I would like to point out that my managers at work kept stating that they wanted their employees to take on leadership roles, but never offered any opportunity to do so.  The ACS did offer the platform for which to work on these skills, and one thing I made sure I did was to report back to my managers after every local, regional or national meeting, on what I was doing.  I have to say that once this was done, it opened up many more opportunities in my career.  It is not just the opportunity that makes the difference – it is what you do with the opportunity.

How did your parents influence your leadership style?

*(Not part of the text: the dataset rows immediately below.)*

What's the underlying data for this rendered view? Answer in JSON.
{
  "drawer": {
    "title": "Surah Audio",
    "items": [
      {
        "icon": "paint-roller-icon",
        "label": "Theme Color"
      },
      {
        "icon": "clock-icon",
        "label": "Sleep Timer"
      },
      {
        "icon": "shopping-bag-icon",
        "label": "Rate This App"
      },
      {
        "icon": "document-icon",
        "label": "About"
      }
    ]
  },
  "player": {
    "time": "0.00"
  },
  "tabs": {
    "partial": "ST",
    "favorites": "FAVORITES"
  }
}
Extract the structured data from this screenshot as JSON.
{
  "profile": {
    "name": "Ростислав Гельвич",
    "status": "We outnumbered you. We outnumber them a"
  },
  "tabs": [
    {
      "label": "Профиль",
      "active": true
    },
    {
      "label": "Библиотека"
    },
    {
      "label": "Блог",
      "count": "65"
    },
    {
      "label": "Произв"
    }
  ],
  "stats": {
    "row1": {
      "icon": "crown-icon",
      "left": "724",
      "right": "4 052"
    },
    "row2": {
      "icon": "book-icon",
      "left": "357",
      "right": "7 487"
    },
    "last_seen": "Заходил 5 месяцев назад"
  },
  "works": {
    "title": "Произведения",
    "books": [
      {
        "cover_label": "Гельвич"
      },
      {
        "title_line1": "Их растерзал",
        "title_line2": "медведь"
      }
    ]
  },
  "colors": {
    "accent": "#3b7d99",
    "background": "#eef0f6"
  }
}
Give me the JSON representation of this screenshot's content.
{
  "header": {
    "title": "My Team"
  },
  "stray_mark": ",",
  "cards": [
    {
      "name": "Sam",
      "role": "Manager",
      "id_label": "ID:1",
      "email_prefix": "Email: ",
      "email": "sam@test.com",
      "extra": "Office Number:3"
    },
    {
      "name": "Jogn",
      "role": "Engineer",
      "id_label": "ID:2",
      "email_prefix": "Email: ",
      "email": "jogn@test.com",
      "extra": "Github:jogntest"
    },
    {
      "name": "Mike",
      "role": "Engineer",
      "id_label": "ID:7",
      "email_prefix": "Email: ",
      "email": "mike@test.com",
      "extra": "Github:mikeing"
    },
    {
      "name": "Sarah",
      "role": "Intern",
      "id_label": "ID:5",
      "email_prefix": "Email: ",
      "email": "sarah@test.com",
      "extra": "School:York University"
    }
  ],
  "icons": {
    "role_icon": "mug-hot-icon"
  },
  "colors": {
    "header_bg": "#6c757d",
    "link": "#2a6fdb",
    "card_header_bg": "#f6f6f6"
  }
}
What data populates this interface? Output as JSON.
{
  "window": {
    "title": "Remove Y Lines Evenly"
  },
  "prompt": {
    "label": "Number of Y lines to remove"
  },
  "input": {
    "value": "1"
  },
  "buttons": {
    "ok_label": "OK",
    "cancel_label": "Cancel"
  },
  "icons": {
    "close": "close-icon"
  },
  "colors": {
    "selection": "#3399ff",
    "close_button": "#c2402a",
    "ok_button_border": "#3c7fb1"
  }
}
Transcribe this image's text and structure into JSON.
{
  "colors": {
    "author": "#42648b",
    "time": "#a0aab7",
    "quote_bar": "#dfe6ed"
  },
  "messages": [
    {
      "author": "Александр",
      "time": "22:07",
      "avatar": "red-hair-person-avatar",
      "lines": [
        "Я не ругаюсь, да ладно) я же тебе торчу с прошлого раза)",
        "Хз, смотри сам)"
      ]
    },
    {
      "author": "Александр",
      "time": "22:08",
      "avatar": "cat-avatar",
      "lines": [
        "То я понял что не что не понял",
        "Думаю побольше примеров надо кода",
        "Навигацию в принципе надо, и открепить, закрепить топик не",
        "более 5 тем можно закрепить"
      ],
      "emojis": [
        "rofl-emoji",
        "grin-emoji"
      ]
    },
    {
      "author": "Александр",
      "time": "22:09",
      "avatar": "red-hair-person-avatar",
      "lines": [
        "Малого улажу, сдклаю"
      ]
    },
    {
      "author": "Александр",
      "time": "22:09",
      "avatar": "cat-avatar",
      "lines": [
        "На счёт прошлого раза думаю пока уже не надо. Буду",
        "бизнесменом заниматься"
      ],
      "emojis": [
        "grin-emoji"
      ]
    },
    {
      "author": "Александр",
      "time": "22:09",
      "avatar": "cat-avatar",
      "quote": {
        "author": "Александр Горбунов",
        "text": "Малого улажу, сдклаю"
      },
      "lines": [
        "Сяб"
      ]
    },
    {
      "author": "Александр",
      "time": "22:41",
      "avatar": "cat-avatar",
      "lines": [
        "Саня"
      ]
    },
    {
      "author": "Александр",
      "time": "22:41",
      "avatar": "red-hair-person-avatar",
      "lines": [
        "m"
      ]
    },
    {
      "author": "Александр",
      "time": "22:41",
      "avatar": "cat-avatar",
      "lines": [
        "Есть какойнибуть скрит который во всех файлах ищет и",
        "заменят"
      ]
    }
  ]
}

I grew up in rural Pennsylvania – in a small town and in a family where my dad worked at a local tannery until it closed, and then at Corning Glass.  My mom worked in a dry cleaning establishment and then became a cook in our high school cafeteria.  We did not have a lot – but we had everything we needed!  We grew up realizing that we alone were responsible for our decisions. We grew up respecting authority and each other.  We were also taught to work hard, be reliable and be willing to stand up on our own two feet.

That experience has done a lot in forming my leadership skills – skills that hopefully include:

  • A respect for opinions from all and respect what each individual brings to the table
  • A willingness to take responsibility for decisions made
  • A shyness to seek praise - I have a strong adversity to being praised for myself but would rather have the team get credit.  I do not look at financial or complimentary compensation as a reward – I look at making a difference for the better as all the reward I need.
  • An inclination to strive for results and when things go bad, a desire to fight on and not crumble

In a 360 review I completed a few years ago, I received a very high mark for “character”.  I think that, above all, was molded by the hands of my parents. I cherish those lessons learned and would not give up that family history and learning for anything.

How have your volunteer roles with ACS helped you personally and professionally?

I had mentioned earlier how my opportunities at work expanded as my roles within the ACS expanded.  In retirement, even in obtaining other opportunities, the leadership and communications skills learned through my ACS roles have been of great benefit.

Personally, it is all about confidence – and the feeling that I can take on any task and I can take on any leadership role thanks to the confidence gained through my ACS leadership roles. I strongly believe the benefits of involvement are there for everyone.  The question is what we do with the offering.

Lots of people look to escape the cold and snow in their retirement years. You have rejected that approach, remaining in Rochester, N.Y. What explains your allegiance to the region?

Let me hit that nail right on the head – I love cold weather, snow, cold rain and cloudy days. Ironically, the joke for years was that George Eastman built Kodak here because Rochester was “nature’s darkroom”.  And life is always changing here.  The general principle is that in Rochester, one can enjoy all four seasons – in one day!

I also love the area around Rochester – the Great Lake (Ontario), the upstate region into Canada and the Finger Lakes region.  I love the beautiful lakes, hills and the blessing that this area does not face the disasters so many other areas do, such as floods, hurricanes, tornados, earthquakes, forest fires, etc. 

To summarize, Rochester is just the right size – with a great cultural and historic foundation and is a great center for health care (important as one gets older).  To use a slogan from the Visitors Bureau years ago – “I’d rather be in Rochester”.

This article has been edited for length and clarity. The opinions expressed in this article are the author's own and do not necessarily reflect the view of their employer or the American Chemical Society.